I noticed an interesting juxtaposition above. Star Wars Kid, and the glaring lack of the real name, was brought up. Charles stated above that NPOV is not negotiable. I would hope, then, that he is entirely for including the name in this article. The absolute overwhelming majority of reliable sources reporting on the Star Wars Kid incident used his real name. By failing to follow that lead, we are pushing a POV, that POV being "They were wrong to publish that." Pushing a POV by silence or removal is no more acceptable than pushing it by what we do write. Given the number of sources which have so chosen to report, that is clearly a minority, fringe POV, and has no place dominating an article.
Here, we have a real situation where NPOV and (the expanded version of) BLP have come into conflict. BLP used to mean, very simply, "You want to say something negative or controversial about a living person, you must source it very well." Those of us who had misgivings about creep, especially given the proposed strict enforcement, were given assurances that it would never go beyond this narrow scope. Yet, here we have a piece of information which can be very, very reliably sourced, is not negative (it is a simple statement of simple fact), and is reported in the overwhelming majority of sources on the matter. NPOV would demand that we follow the lead of those sources and include the name, regardless of whether we personally agree, just as we always follow sources whether or not we personally agree. Yet we are seeing an expanded, creeping interpretation of BLP used to state that this information should be kept out.

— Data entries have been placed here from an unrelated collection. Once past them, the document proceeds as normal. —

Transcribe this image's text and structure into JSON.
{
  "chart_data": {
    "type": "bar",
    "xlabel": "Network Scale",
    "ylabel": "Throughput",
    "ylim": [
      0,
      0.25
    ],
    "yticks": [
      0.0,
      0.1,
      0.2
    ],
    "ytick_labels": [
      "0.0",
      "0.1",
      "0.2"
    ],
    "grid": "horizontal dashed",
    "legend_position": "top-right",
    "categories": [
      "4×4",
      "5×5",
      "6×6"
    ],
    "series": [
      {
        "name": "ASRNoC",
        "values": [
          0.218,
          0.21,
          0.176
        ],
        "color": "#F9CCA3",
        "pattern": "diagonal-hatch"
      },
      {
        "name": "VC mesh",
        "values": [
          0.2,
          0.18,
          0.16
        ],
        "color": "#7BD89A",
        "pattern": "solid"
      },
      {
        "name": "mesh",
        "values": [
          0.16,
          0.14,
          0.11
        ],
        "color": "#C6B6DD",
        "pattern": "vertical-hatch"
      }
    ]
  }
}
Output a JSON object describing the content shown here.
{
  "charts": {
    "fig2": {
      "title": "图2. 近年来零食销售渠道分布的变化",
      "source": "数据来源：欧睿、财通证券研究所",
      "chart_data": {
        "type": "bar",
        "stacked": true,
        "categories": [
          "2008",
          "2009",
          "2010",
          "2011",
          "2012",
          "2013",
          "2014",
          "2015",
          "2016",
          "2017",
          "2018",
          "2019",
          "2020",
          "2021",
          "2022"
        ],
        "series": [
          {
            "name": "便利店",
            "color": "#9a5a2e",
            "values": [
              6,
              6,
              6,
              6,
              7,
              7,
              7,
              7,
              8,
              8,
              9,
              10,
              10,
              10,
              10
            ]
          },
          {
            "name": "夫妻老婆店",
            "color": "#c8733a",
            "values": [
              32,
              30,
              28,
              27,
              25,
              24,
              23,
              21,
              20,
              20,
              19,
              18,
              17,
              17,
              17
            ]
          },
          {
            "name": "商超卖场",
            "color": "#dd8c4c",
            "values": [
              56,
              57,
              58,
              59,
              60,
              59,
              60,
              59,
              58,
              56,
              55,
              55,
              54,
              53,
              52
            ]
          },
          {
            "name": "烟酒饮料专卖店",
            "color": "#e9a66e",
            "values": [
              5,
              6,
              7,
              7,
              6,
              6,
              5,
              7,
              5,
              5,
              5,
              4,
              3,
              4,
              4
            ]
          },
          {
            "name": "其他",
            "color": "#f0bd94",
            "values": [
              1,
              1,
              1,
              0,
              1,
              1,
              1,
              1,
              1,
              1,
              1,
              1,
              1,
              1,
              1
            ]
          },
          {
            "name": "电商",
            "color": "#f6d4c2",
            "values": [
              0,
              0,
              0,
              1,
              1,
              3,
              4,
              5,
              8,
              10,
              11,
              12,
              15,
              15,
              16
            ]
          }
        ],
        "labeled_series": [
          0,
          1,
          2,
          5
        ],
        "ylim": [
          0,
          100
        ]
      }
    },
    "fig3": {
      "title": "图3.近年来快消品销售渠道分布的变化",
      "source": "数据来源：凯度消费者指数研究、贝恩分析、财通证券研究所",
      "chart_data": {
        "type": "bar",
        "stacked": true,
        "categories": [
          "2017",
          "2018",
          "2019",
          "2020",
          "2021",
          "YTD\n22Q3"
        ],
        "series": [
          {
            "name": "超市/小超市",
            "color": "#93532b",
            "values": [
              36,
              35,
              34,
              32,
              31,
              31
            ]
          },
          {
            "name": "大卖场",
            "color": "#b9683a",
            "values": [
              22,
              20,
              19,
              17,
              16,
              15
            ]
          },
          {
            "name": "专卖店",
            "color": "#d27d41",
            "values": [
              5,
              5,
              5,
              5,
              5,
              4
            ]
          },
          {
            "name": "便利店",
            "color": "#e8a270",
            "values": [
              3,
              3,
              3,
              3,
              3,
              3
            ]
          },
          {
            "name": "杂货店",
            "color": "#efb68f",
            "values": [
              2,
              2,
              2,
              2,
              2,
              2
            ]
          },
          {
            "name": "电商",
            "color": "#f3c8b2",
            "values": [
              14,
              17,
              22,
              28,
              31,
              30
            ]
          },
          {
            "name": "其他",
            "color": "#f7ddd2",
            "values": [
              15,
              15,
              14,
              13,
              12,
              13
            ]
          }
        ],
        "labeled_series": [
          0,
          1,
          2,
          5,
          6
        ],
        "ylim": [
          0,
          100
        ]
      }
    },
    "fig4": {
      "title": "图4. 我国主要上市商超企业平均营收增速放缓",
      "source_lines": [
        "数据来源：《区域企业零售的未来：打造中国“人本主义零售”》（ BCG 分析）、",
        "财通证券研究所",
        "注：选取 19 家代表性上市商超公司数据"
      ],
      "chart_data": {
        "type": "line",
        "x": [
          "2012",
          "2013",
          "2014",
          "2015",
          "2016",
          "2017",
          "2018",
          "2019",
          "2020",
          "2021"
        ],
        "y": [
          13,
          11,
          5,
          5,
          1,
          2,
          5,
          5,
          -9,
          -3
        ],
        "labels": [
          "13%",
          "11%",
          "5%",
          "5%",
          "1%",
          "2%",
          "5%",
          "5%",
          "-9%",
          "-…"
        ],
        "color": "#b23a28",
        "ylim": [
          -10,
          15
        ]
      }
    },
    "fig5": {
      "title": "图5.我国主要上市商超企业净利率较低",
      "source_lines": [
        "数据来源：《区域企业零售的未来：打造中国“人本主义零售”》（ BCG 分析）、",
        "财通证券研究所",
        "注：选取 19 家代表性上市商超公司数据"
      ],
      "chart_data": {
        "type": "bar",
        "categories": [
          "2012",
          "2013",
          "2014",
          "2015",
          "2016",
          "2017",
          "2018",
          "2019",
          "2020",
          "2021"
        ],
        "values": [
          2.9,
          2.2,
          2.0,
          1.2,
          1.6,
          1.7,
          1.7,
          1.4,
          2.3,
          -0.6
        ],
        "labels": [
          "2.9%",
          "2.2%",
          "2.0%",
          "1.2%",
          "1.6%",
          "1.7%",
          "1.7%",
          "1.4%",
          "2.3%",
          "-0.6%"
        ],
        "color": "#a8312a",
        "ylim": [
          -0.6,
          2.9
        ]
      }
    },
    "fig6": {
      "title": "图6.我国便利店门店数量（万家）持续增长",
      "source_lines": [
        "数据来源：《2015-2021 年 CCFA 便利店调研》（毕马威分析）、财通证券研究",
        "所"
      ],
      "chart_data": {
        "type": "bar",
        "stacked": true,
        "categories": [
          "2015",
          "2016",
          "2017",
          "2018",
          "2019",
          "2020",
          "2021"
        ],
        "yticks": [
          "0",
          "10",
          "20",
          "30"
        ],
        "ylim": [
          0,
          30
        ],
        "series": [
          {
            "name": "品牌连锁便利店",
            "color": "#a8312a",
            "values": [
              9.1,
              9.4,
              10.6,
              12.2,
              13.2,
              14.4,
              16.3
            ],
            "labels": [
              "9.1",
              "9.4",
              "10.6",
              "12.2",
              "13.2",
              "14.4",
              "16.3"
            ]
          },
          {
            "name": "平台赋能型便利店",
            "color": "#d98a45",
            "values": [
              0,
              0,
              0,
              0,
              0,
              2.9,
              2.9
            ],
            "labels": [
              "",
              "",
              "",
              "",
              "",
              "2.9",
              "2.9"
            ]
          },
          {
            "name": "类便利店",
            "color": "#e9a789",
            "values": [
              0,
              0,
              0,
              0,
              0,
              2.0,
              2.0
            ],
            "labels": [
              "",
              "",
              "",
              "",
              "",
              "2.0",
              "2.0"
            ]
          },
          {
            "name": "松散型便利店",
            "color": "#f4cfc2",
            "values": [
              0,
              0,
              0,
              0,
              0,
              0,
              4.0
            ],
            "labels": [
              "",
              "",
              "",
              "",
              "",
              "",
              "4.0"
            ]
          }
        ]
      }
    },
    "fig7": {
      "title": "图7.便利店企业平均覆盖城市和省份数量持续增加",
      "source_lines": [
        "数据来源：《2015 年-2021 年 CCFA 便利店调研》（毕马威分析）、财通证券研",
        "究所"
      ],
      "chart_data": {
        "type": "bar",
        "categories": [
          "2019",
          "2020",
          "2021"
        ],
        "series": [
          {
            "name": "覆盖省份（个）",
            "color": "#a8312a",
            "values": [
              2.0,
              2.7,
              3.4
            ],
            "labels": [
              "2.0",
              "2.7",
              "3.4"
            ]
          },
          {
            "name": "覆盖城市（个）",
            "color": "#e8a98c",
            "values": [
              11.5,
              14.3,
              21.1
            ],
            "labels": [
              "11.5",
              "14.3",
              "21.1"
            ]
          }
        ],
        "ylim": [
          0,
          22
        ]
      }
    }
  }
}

And now we are seeing an expanded "enforcement" provision come into place. I think, before we worry about -enforcing- BLP more strictly, it needs a good reining in. It needs to be strictly defined as "no unsourced negative information," and perhaps "no undue weight to negative information." NOR should already serve to protect "privacy." If something hasn't already been published in a publicly available source, we can prohibit it under NOR, if it has, there's no privacy to protect.